Unfortunately, in moving data from Tattersall’s files to the single Excel file, data could rarely be copied and pasted directly due to formatting issues. Author names had to be copied with Tattersall’s original formatting intact, since he had color-coded some names to indicate gender, language, or a pseudonym. But there was no easy way to copy data in bulk while also ensuring that color codes and other formatting features were retained. Another issue arose in later stages of computer coding, when Tupone and Filanowski dealt with the formatting of dates. The SQL code underlying the database required all publication dates to include a day, not just a month and a year. However, the ET was published monthly, without a day of the month stamped on the cover. The solution to this problem remains a work in progress. Currently, the database displays “01” for the day in most publication dates, until a satisfactory workaround can be implemented.
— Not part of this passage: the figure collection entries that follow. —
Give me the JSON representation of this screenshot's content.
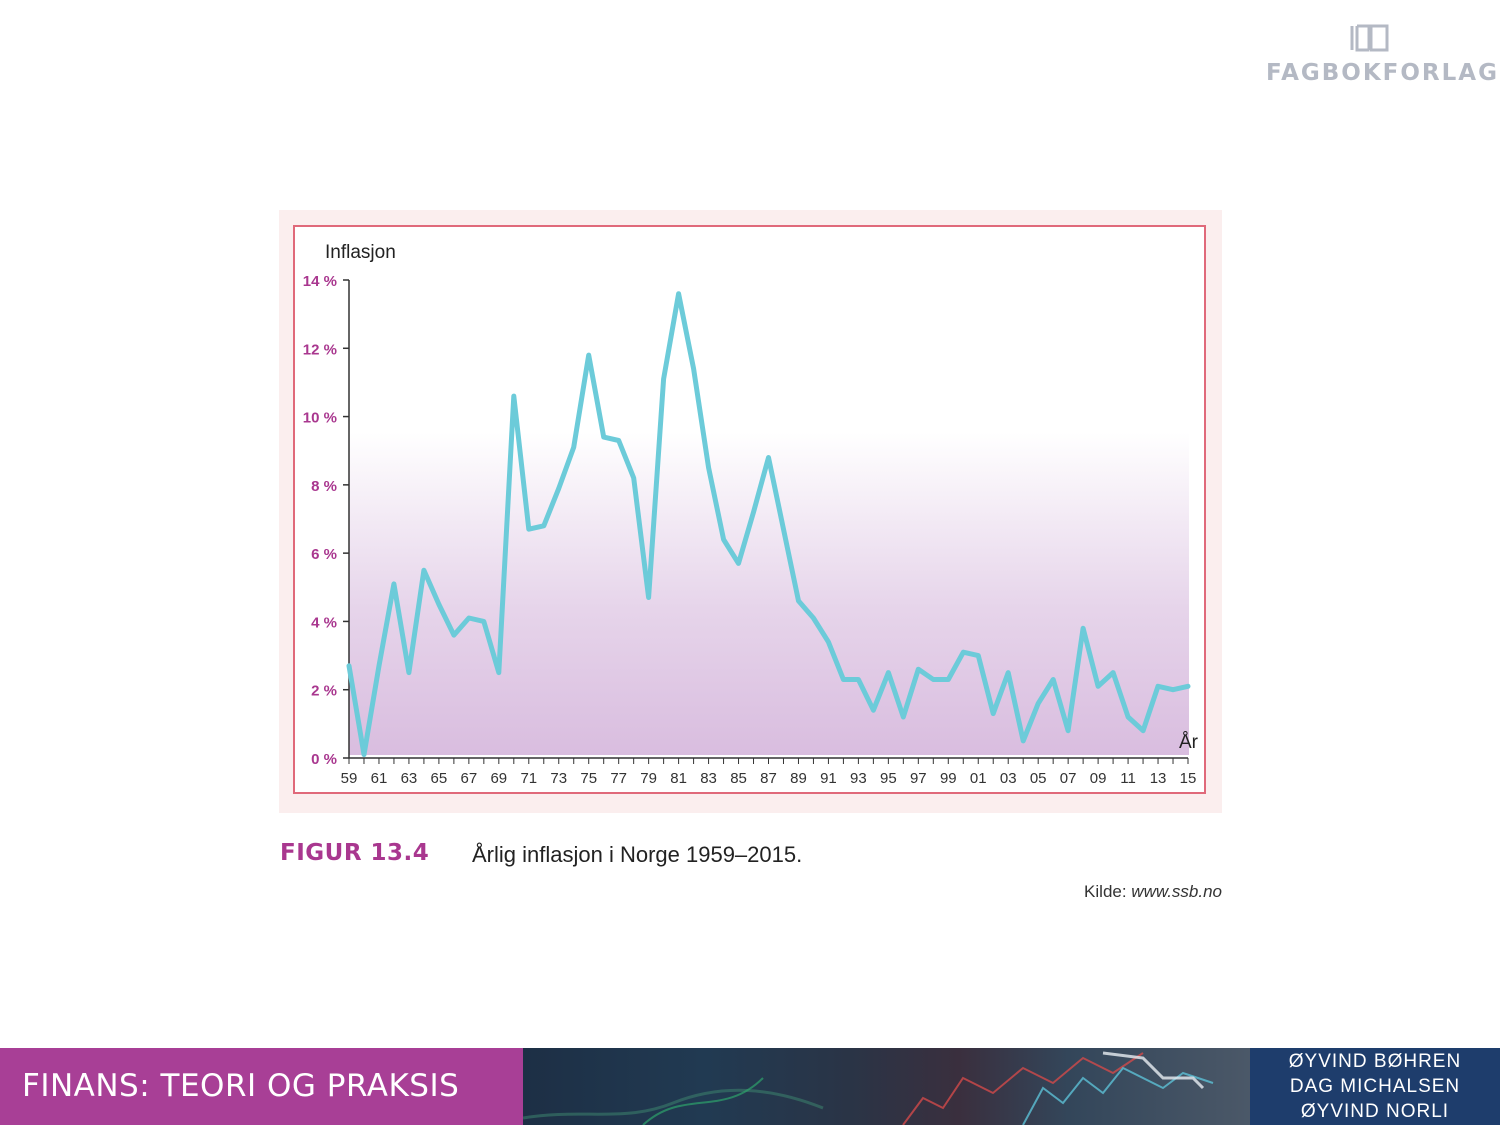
{
  "publisher": {
    "name": "FAGBOKFORLAGET",
    "icon": "book-logo-icon"
  },
  "figure": {
    "label": "FIGUR 13.4",
    "title": "Årlig inflasjon i Norge 1959–2015.",
    "source_prefix": "Kilde: ",
    "source_url": "www.ssb.no"
  },
  "footer": {
    "title": "FINANS: TEORI OG PRAKSIS",
    "authors": [
      "ØYVIND BØHREN",
      "DAG MICHALSEN",
      "ØYVIND NORLI"
    ]
  },
  "colors": {
    "accent": "#a9378f",
    "line": "#6ccbd9",
    "frame": "#e0697a",
    "footer_left": "#a83f96",
    "footer_right": "#1e3d6c"
  },
  "chart_data": {
    "type": "line",
    "title": "",
    "ylabel": "Inflasjon",
    "xlabel": "År",
    "ylim": [
      0,
      14
    ],
    "xlim": [
      1959,
      2015
    ],
    "y_ticks": [
      0,
      2,
      4,
      6,
      8,
      10,
      12,
      14
    ],
    "y_tick_labels": [
      "0 %",
      "2 %",
      "4 %",
      "6 %",
      "8 %",
      "10 %",
      "12 %",
      "14 %"
    ],
    "x_tick_years": [
      1959,
      1961,
      1963,
      1965,
      1967,
      1969,
      1971,
      1973,
      1975,
      1977,
      1979,
      1981,
      1983,
      1985,
      1987,
      1989,
      1991,
      1993,
      1995,
      1997,
      1999,
      2001,
      2003,
      2005,
      2007,
      2009,
      2011,
      2013,
      2015
    ],
    "x_tick_labels": [
      "59",
      "61",
      "63",
      "65",
      "67",
      "69",
      "71",
      "73",
      "75",
      "77",
      "79",
      "81",
      "83",
      "85",
      "87",
      "89",
      "91",
      "93",
      "95",
      "97",
      "99",
      "01",
      "03",
      "05",
      "07",
      "09",
      "11",
      "13",
      "15"
    ],
    "series": [
      {
        "name": "Inflasjon",
        "x": [
          1959,
          1960,
          1961,
          1962,
          1963,
          1964,
          1965,
          1966,
          1967,
          1968,
          1969,
          1970,
          1971,
          1972,
          1973,
          1974,
          1975,
          1976,
          1977,
          1978,
          1979,
          1980,
          1981,
          1982,
          1983,
          1984,
          1985,
          1986,
          1987,
          1988,
          1989,
          1990,
          1991,
          1992,
          1993,
          1994,
          1995,
          1996,
          1997,
          1998,
          1999,
          2000,
          2001,
          2002,
          2003,
          2004,
          2005,
          2006,
          2007,
          2008,
          2009,
          2010,
          2011,
          2012,
          2013,
          2014,
          2015
        ],
        "values": [
          2.7,
          0.1,
          2.7,
          5.1,
          2.5,
          5.5,
          4.5,
          3.6,
          4.1,
          4.0,
          2.5,
          10.6,
          6.7,
          6.8,
          7.9,
          9.1,
          11.8,
          9.4,
          9.3,
          8.2,
          4.7,
          11.1,
          13.6,
          11.4,
          8.5,
          6.4,
          5.7,
          7.2,
          8.8,
          6.7,
          4.6,
          4.1,
          3.4,
          2.3,
          2.3,
          1.4,
          2.5,
          1.2,
          2.6,
          2.3,
          2.3,
          3.1,
          3.0,
          1.3,
          2.5,
          0.5,
          1.6,
          2.3,
          0.8,
          3.8,
          2.1,
          2.5,
          1.2,
          0.8,
          2.1,
          2.0,
          2.1
        ]
      }
    ]
  }
}
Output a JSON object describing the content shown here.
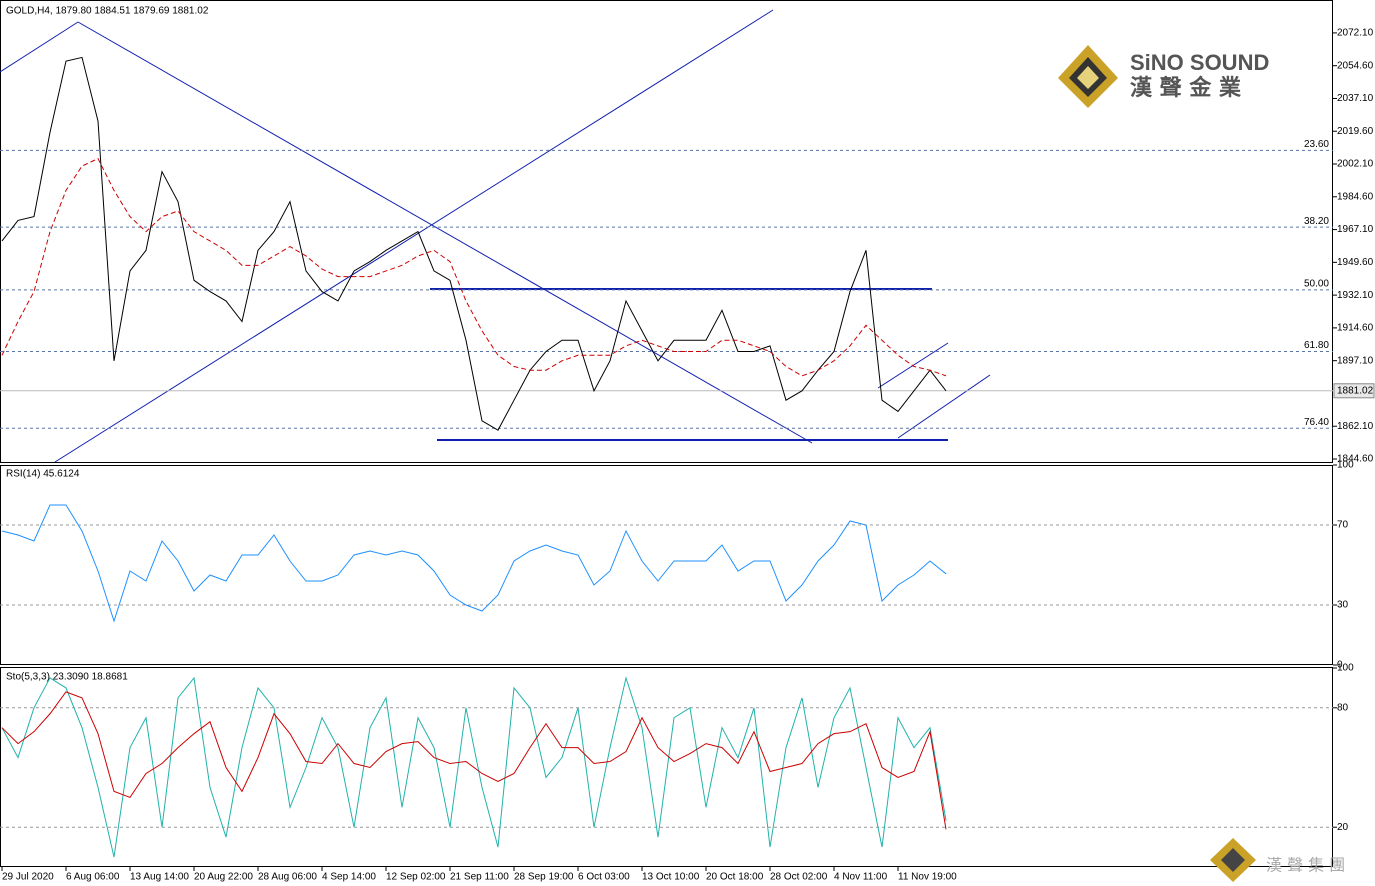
{
  "chart_data": [
    {
      "type": "line",
      "title": "GOLD,H4, 1879.80 1884.51 1879.69 1881.02",
      "ylim": [
        1843.0,
        2088.6
      ],
      "yticks": [
        {
          "value": 2072.1,
          "label": "2072.10"
        },
        {
          "value": 2054.6,
          "label": "2054.60"
        },
        {
          "value": 2037.1,
          "label": "2037.10"
        },
        {
          "value": 2019.6,
          "label": "2019.60"
        },
        {
          "value": 2002.1,
          "label": "2002.10"
        },
        {
          "value": 1984.6,
          "label": "1984.60"
        },
        {
          "value": 1967.1,
          "label": "1967.10"
        },
        {
          "value": 1949.6,
          "label": "1949.60"
        },
        {
          "value": 1932.1,
          "label": "1932.10"
        },
        {
          "value": 1914.6,
          "label": "1914.60"
        },
        {
          "value": 1897.1,
          "label": "1897.10"
        },
        {
          "value": 1862.1,
          "label": "1862.10"
        },
        {
          "value": 1844.6,
          "label": "1844.60"
        }
      ],
      "grid": false,
      "last_price": 1881.02,
      "fib_levels": [
        {
          "label": "23.60",
          "price": 2009.4
        },
        {
          "label": "38.20",
          "price": 1968.4
        },
        {
          "label": "50.00",
          "price": 1934.9
        },
        {
          "label": "61.80",
          "price": 1902.0
        },
        {
          "label": "76.40",
          "price": 1861.0
        }
      ],
      "series": [
        {
          "color": "#000000",
          "dash": false,
          "values": [
            1961,
            1972,
            1974,
            2019,
            2057,
            2059,
            2025,
            1897,
            1945,
            1956,
            1998,
            1982,
            1940,
            1934,
            1929,
            1918,
            1956,
            1966,
            1982,
            1945,
            1934,
            1929,
            1945,
            1950,
            1956,
            1961,
            1966,
            1945,
            1940,
            1908,
            1865,
            1860,
            1876,
            1892,
            1902,
            1908,
            1908,
            1881,
            1897,
            1929,
            1913,
            1897,
            1908,
            1908,
            1908,
            1924,
            1902,
            1902,
            1905,
            1876,
            1881,
            1892,
            1902,
            1934,
            1956,
            1876,
            1870,
            1881,
            1892,
            1881.02
          ]
        },
        {
          "color": "#cc0000",
          "dash": true,
          "values": [
            1900,
            1918,
            1934,
            1966,
            1988,
            2001,
            2005,
            1988,
            1974,
            1966,
            1974,
            1977,
            1966,
            1961,
            1956,
            1948,
            1948,
            1953,
            1958,
            1953,
            1946,
            1942,
            1942,
            1942,
            1945,
            1948,
            1953,
            1956,
            1950,
            1929,
            1913,
            1900,
            1894,
            1892,
            1892,
            1897,
            1900,
            1900,
            1900,
            1905,
            1908,
            1905,
            1902,
            1902,
            1902,
            1908,
            1908,
            1905,
            1902,
            1894,
            1889,
            1892,
            1897,
            1905,
            1916,
            1908,
            1900,
            1894,
            1892,
            1889
          ]
        }
      ]
    },
    {
      "type": "line",
      "title": "RSI(14) 45.6124",
      "ylim": [
        0,
        100
      ],
      "yticks": [
        0,
        30,
        70,
        100
      ],
      "grid": true,
      "series": [
        {
          "color": "#1e90ff",
          "dash": false,
          "values": [
            67,
            65,
            62,
            80,
            80,
            67,
            47,
            22,
            47,
            42,
            62,
            52,
            37,
            45,
            42,
            55,
            55,
            65,
            52,
            42,
            42,
            45,
            55,
            57,
            55,
            57,
            55,
            47,
            35,
            30,
            27,
            35,
            52,
            57,
            60,
            57,
            55,
            40,
            47,
            67,
            52,
            42,
            52,
            52,
            52,
            60,
            47,
            52,
            52,
            32,
            40,
            52,
            60,
            72,
            70,
            32,
            40,
            45,
            52,
            45.6
          ]
        }
      ]
    },
    {
      "type": "line",
      "title": "Sto(5,3,3) 23.3090 18.8681",
      "ylim": [
        0,
        100
      ],
      "yticks": [
        20,
        80,
        100
      ],
      "grid": true,
      "categories": [
        "29 Jul 2020",
        null,
        null,
        null,
        "6 Aug 06:00",
        null,
        null,
        null,
        "13 Aug 14:00",
        null,
        null,
        null,
        "20 Aug 22:00",
        null,
        null,
        null,
        "28 Aug 06:00",
        null,
        null,
        null,
        "4 Sep 14:00",
        null,
        null,
        null,
        "12 Sep 02:00",
        null,
        null,
        null,
        "21 Sep 11:00",
        null,
        null,
        null,
        "28 Sep 19:00",
        null,
        null,
        null,
        "6 Oct 03:00",
        null,
        null,
        null,
        "13 Oct 10:00",
        null,
        null,
        null,
        "20 Oct 18:00",
        null,
        null,
        null,
        "28 Oct 02:00",
        null,
        null,
        null,
        "4 Nov 11:00",
        null,
        null,
        null,
        "11 Nov 19:00",
        null,
        null,
        null
      ],
      "series": [
        {
          "color": "#20b2aa",
          "dash": false,
          "values": [
            70,
            55,
            80,
            95,
            90,
            70,
            40,
            5,
            60,
            75,
            20,
            85,
            95,
            40,
            15,
            60,
            90,
            80,
            30,
            50,
            75,
            60,
            20,
            70,
            85,
            30,
            75,
            60,
            20,
            80,
            40,
            10,
            90,
            80,
            45,
            55,
            80,
            20,
            60,
            95,
            70,
            15,
            75,
            80,
            30,
            70,
            55,
            80,
            10,
            60,
            85,
            40,
            75,
            90,
            50,
            10,
            75,
            60,
            70,
            23.3
          ]
        },
        {
          "color": "#cc0000",
          "dash": false,
          "values": [
            70,
            62,
            68,
            77,
            88,
            85,
            67,
            38,
            35,
            47,
            52,
            60,
            67,
            73,
            50,
            38,
            55,
            77,
            67,
            53,
            52,
            62,
            52,
            50,
            58,
            62,
            63,
            55,
            52,
            53,
            47,
            43,
            47,
            60,
            72,
            60,
            60,
            52,
            53,
            58,
            75,
            60,
            53,
            57,
            62,
            60,
            52,
            68,
            48,
            50,
            52,
            62,
            67,
            68,
            72,
            50,
            45,
            48,
            68,
            18.9
          ]
        }
      ]
    }
  ],
  "logo": {
    "name": "SiNO SOUND",
    "chinese": "漢 聲 金 業"
  },
  "footer_logo": {
    "chinese": "漢 聲 集 團"
  }
}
The most serious formatting issue involved names. Individual names needed to share a consistent spelling across all tables in which they appear, including solvers, proposers, and authors. The database team wanted to ensure that different spellings and/or forms of the same name were associated with the singular person who was known by those multiple forms. In the original data set, for example, one particular author was alternately referred to as “J.W. Sharpe” and “James William Sharpe.” Several authors had titles such as “General” or “Prince” printed before their names in some issues of ET but not in others. A few authors were credited as “Dr.” in one issue but “Prof.” in another. To avoid causing the database to dissociate data that should be linked, Despeaux directed that an additional column be added to the proposers, solvers, and authors tables. The additional column gave every author a unique identifier, typically the author’s last name followed by an underscore and a numeral. By this method, every author received both a “display name” and a “unique ID.” For example, one author who was variously credited as “A. Morel” or “Prof. Morel” was given the unique identifier “Morel.” The database would show the “display name” to the end user, while referencing the “unique ID” on the database’s back-end. The inclusion of a unique identifier also resolved confusion over different authors with the same last name. For example, author J.L. Jenkins has the identifier “Jenkins,” J.S. Jenkins has “Jenkins_2,” Morgan Jenkins has “Jenkins_4,” and so on. In the end, most formatting issues were resolved satisfactorily, and the team achieved the goal of a smoothly functioning ET database.